At Databricks, we believe that every enterprise should be able to take control of its data and destiny in the emerging GenAI world. DBRX is a core pillar of our next-generation GenAI products, and we look forward to the exciting journey our customers will take as they leverage the capabilities of DBRX and the tools we used to build it. Over the past year, we have trained thousands of LLMs with our customers. DBRX is just one example of the powerful and efficient models that Databricks builds, suitable for a variety of applications, from internal functionalities to our customers' ambitious use cases.

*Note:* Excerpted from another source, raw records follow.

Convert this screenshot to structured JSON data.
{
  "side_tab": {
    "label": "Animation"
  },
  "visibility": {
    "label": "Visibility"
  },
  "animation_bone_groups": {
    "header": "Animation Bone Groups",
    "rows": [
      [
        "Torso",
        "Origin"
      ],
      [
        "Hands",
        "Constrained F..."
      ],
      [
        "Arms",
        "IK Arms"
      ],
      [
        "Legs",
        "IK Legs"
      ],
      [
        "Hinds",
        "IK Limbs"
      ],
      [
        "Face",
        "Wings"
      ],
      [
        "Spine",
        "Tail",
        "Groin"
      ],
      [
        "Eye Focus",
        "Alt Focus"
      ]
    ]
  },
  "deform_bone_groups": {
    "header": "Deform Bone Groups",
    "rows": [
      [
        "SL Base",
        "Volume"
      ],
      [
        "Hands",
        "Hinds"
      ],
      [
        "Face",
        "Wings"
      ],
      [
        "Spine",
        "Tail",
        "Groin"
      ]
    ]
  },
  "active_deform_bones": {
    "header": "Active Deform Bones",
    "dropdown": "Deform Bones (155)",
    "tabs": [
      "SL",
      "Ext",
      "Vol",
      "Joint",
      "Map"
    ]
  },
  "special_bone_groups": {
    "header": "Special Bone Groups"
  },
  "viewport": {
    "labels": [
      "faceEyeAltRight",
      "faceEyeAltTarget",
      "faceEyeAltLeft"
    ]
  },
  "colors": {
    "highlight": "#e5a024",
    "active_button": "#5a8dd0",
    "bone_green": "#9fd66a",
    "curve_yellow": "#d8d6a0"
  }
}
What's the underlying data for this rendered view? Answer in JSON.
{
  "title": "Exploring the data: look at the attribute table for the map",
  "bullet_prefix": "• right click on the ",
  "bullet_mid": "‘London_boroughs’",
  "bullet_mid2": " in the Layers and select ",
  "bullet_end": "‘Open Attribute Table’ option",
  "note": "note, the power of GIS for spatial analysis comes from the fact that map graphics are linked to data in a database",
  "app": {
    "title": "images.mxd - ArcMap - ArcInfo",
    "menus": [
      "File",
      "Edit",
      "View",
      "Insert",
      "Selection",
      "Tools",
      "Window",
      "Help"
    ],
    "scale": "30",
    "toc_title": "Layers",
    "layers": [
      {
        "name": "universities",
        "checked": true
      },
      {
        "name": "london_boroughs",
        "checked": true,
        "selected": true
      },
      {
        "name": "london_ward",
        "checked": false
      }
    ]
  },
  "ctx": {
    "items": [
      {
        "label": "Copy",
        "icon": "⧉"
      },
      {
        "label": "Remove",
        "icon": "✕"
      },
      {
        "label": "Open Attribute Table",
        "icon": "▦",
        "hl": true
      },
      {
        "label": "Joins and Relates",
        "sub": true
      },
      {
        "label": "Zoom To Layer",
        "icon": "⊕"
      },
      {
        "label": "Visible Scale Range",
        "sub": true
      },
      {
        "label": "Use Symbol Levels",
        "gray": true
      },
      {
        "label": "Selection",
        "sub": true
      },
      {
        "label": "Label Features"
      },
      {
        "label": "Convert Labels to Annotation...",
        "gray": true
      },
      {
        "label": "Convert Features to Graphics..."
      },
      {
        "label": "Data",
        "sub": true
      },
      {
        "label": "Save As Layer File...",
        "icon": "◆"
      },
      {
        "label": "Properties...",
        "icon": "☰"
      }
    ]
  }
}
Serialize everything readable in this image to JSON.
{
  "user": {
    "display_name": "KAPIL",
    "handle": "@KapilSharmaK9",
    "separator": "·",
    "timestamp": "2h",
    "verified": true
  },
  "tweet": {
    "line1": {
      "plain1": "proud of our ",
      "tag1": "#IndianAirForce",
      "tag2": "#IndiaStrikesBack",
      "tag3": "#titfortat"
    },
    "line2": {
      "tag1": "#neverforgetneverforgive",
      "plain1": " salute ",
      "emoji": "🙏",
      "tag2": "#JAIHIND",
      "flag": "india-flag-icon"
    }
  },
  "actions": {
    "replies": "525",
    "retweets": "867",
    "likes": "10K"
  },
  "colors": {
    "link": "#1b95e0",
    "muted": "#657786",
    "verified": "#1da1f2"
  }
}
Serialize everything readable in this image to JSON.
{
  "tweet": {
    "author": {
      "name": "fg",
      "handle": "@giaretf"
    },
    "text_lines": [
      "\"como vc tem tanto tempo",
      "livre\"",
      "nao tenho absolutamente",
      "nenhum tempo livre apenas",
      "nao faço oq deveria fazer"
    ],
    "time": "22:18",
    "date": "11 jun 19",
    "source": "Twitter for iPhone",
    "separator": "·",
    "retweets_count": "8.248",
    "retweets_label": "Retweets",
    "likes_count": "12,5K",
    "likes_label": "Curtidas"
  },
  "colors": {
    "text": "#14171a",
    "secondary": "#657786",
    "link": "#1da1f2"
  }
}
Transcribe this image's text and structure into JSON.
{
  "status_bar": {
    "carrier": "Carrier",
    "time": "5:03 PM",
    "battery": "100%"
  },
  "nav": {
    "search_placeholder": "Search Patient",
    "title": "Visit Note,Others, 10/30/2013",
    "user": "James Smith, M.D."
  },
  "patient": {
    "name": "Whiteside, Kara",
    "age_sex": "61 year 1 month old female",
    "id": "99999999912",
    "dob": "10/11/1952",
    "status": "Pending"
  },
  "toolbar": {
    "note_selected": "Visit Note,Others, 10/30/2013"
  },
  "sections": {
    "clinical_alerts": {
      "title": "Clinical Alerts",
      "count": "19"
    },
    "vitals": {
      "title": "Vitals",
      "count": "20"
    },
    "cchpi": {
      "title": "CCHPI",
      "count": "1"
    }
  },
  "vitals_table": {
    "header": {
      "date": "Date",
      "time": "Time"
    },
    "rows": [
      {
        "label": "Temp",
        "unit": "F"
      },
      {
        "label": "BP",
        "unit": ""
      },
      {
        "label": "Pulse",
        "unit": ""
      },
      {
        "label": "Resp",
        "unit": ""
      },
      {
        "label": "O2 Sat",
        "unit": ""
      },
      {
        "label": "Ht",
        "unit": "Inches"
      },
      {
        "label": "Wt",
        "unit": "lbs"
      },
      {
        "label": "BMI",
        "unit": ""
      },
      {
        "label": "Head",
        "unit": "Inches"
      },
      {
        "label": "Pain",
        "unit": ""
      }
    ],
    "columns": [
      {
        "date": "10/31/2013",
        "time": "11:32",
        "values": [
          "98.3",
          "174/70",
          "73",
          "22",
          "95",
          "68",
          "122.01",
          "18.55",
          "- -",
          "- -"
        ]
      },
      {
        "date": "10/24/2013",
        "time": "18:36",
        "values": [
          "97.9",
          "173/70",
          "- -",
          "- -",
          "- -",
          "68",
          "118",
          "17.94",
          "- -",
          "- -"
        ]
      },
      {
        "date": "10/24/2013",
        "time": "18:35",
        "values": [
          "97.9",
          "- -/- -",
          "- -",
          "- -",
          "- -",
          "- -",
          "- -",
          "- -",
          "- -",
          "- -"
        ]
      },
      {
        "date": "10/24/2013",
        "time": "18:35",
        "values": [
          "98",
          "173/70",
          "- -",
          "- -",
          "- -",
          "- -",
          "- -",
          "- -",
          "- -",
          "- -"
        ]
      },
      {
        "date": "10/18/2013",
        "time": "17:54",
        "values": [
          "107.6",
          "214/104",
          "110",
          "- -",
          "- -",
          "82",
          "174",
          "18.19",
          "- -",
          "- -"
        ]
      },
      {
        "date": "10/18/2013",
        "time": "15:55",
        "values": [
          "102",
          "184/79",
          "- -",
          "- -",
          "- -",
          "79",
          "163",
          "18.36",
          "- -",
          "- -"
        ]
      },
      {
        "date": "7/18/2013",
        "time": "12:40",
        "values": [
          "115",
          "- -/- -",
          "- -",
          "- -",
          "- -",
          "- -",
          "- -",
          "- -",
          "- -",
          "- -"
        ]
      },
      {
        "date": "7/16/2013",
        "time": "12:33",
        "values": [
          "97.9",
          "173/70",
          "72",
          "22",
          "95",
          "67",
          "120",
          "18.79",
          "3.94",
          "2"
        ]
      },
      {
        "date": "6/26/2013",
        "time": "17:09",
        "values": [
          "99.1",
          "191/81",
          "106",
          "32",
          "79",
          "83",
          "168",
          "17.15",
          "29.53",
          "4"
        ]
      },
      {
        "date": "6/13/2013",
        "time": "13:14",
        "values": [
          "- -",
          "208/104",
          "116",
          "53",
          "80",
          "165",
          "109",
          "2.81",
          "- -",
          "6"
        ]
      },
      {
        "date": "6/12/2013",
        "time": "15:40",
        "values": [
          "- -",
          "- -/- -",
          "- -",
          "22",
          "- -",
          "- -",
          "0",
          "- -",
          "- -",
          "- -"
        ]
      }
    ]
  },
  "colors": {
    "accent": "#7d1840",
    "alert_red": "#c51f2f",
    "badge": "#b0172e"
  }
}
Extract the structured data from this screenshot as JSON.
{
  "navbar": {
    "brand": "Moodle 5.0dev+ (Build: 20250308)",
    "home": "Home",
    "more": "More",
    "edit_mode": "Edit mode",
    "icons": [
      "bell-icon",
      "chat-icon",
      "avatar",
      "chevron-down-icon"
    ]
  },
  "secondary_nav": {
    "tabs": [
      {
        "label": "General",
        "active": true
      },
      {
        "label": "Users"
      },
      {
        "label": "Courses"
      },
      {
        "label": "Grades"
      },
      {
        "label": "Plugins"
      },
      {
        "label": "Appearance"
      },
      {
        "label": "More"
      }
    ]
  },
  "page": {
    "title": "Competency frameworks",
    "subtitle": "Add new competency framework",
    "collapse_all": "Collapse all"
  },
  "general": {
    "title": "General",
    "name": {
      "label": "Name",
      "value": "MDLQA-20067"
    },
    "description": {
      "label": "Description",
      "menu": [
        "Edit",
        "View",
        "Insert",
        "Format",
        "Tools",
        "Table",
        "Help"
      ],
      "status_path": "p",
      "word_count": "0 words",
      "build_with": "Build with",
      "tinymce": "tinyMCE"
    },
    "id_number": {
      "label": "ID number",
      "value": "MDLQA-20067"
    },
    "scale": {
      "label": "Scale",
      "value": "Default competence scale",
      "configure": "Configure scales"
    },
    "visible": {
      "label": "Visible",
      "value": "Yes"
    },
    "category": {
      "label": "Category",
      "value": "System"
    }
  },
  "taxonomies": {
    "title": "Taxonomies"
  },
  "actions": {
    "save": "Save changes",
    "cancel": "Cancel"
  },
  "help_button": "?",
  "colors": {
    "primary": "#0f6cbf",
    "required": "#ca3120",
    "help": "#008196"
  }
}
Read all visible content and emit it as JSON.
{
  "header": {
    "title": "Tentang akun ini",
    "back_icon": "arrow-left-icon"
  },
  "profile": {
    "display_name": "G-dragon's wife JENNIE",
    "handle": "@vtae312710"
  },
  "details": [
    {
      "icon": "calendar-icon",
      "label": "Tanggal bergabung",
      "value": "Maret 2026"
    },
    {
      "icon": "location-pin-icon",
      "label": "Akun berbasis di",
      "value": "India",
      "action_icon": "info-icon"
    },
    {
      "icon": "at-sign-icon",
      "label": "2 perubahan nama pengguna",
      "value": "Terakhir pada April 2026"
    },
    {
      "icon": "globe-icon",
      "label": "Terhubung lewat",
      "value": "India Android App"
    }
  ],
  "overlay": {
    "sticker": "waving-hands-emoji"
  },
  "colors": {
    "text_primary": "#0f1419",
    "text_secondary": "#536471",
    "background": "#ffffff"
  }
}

For any new model, the journey of DBRX is just the beginning; the best work will be done by those who build on it: enterprises and the open community. This is just the beginning of our work on DBRX, and you should expect more results to come.
The development of DBRX is led by the Mosaic team, which previously built the MPT model series and collaborated with dozens of engineers, lawyers, procurement and finance experts, project managers, marketers, designers, and other contributors across various departments at Databricks. We thank our colleagues, friends, families, and communities for their patience and support over the past months.
In creating DBRX, we stand on the shoulders of giants in the open and academic communities. By making DBRX publicly available, we hope to give back to the community and look forward to building greater technologies together in the future. In this context, we are especially grateful for the work and collaboration of Trevor Gale and his MegaBlocks project (Trevor's PhD advisor is Databricks CTO Matei Zaharia), the PyTorch team and the FSDP project, NVIDIA and the TensorRT-LLM project, the vLLM team and project, EleutherAI and their LLM evaluation project, Daniel Smilkov and Nikhil Thorat from Lilac AI, and our friends at the Allen Institute for Artificial Intelligence (AI2) for their work and collaboration.